Essential Thrombocythemia (ET) [D47.3]
Dipl.-Ing. (FH) Tanja Hinrichsen
ET belongs to the group of myeloproliferative neoplasms (see MPN), which especially affect the megakaryocytic cell lineage. The disease has an incidence of 0.6-2.5:100,000 and age of diagnosis is usually between 50-60 years of age. Initially, PV, IMF, CML or other myeloproliferative neoplasms should be ruled out. One of the molecular diagnostic criteria of ET is the JAK2-V617F mutation, which leads to a dysregulation of the kinase activity and can be detected in approx. 60% of all patients suffering from ET.
In approx. 5% of all cases, the mutations W515L, K or A can be detected in the MPL gene (myeloproliferative leukemia virus oncogene), which encodes for the thrombopoietin receptor. The mutations lead to an amino acid substitution of tryptophan by leucine (W515L), lysine (W515K) or alanine (W515A) and therefore to a constitutive activation of the JAK-STAT signaling pathway. Another mutation (MPL-S505N) has been associated with familial ET. Other, less frequently occurring MPL variants (A506T, A519T, L510P) have also been described; their clinical relevance, however, is still unclear.

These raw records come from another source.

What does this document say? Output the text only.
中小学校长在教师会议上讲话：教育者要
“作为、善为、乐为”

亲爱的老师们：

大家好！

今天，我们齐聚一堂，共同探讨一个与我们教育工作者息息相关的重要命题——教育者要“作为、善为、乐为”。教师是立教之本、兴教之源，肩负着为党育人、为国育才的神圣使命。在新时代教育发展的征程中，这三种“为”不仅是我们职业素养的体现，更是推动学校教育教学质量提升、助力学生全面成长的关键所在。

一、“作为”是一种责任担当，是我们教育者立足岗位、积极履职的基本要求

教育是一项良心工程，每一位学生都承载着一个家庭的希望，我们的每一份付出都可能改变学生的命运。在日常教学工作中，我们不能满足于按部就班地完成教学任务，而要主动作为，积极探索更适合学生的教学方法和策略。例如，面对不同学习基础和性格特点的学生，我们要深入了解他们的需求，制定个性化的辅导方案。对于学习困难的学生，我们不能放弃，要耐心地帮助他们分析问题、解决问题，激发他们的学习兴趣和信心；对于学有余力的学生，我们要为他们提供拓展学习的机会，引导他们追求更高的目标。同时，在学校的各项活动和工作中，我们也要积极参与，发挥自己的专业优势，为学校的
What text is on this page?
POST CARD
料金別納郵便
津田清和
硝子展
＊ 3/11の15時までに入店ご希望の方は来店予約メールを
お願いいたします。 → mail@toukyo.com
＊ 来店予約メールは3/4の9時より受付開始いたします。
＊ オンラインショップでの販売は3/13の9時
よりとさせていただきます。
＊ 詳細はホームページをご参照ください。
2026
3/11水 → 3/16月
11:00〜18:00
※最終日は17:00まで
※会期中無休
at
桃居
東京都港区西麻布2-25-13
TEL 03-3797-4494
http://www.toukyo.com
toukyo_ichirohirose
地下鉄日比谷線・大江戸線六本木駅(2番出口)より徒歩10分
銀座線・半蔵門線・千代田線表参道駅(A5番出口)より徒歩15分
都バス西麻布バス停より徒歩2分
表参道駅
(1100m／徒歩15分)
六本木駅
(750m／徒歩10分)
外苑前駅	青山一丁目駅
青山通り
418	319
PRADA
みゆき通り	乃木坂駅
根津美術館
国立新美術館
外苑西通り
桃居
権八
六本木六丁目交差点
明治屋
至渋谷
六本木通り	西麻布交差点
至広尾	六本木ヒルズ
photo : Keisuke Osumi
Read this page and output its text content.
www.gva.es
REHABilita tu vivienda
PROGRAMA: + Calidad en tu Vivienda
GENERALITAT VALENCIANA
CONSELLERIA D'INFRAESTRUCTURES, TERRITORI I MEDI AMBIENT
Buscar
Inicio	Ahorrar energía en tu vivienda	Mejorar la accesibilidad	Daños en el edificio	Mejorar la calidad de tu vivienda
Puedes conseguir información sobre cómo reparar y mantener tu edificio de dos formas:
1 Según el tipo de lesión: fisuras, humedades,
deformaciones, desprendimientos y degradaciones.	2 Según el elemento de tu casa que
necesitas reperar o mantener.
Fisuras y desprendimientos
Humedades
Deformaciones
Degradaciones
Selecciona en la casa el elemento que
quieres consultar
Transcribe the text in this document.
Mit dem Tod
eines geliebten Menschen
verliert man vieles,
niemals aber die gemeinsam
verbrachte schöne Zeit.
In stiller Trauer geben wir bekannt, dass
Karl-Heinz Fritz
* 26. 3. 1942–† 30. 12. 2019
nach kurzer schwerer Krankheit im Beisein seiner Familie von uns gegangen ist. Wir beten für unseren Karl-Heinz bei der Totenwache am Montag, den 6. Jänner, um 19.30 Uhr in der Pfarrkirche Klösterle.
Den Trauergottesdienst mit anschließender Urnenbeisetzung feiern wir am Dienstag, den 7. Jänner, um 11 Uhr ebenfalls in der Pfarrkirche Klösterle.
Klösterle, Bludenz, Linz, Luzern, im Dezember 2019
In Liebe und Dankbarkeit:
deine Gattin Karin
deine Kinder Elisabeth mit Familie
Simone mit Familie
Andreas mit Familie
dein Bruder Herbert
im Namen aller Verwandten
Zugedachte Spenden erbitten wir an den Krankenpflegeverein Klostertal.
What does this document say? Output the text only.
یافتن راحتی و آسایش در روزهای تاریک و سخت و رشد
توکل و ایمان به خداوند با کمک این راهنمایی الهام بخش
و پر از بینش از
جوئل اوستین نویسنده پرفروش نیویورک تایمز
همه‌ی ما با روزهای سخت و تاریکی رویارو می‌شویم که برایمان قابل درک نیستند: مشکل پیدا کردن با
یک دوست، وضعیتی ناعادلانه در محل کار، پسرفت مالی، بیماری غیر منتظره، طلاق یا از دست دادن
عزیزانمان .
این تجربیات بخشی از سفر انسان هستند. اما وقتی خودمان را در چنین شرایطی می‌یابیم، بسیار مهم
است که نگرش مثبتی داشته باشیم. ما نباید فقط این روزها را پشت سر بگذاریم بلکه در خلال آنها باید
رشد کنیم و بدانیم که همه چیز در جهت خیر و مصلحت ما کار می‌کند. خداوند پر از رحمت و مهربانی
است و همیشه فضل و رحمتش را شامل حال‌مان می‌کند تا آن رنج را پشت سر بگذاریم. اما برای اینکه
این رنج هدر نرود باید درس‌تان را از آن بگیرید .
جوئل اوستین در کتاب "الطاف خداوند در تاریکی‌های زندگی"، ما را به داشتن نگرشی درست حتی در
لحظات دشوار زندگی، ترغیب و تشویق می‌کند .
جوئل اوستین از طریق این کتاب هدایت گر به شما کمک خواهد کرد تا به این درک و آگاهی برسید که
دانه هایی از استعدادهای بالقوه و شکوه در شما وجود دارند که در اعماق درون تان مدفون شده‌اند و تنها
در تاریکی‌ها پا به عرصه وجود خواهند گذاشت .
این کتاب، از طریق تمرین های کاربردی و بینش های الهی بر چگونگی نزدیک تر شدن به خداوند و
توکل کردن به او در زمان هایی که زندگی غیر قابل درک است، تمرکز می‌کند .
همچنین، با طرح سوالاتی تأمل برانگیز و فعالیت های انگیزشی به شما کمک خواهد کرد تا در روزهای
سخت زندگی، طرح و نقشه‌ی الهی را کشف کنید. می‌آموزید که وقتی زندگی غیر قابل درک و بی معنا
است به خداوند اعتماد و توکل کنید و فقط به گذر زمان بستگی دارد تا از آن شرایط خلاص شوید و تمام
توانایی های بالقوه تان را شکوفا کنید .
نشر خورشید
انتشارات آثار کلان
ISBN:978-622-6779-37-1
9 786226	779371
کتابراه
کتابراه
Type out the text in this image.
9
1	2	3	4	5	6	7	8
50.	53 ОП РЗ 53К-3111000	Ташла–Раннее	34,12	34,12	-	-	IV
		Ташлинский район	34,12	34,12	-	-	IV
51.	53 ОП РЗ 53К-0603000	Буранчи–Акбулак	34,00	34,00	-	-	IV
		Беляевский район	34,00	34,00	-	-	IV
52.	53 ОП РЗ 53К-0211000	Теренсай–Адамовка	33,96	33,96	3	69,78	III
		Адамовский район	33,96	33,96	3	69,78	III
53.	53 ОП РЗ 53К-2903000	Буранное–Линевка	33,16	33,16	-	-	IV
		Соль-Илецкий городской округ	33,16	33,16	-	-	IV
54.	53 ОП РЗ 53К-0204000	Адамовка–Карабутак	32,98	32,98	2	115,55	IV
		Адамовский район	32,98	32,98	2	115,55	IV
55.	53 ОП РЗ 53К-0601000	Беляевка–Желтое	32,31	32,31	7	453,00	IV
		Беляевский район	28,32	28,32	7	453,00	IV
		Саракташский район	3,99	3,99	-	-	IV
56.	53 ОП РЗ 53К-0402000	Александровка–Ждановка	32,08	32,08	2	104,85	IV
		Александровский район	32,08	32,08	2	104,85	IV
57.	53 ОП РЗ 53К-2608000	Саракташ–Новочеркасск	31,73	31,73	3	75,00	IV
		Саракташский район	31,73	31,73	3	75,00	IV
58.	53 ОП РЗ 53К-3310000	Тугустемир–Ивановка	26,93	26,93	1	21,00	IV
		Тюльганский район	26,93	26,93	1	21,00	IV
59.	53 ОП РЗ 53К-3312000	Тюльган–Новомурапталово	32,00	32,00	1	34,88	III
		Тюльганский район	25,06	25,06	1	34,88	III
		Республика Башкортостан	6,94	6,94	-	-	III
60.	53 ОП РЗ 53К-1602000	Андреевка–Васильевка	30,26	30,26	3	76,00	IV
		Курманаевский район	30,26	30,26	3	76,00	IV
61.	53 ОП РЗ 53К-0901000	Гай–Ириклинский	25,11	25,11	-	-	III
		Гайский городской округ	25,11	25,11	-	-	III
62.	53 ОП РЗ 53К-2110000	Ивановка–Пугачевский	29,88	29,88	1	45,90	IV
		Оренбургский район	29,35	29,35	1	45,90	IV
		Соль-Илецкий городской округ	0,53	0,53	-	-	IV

In approx. 50% of all cases, which don't exhibit mutations in the JAK2 or MPL gene, mutations in the CALR gene are found. They comprise different somatic deletion and insertion mutations in exon 9 that cause a frameshift and therefore lead to a specific alternative reading frame. CALR encodes a Ca2+-binding chaperone of the endoplasmic reticulum. Compared to patients with JAK2-V617F mutation or mutations in MPL, patients with CALR mutations are younger, exhibit a marked increase in platelet count, lower hemoglobin level, lower leukocyte count and lower risk of thrombosis.
Cytogenetic abnormalities can be detected at the time of diagnosis in 5-10% of all patients with ET. The observed, however not consistent abnormalities include trisomy 8, deletions in the long arm of chromosome 20 and deletions in the short arm of chromosome 9.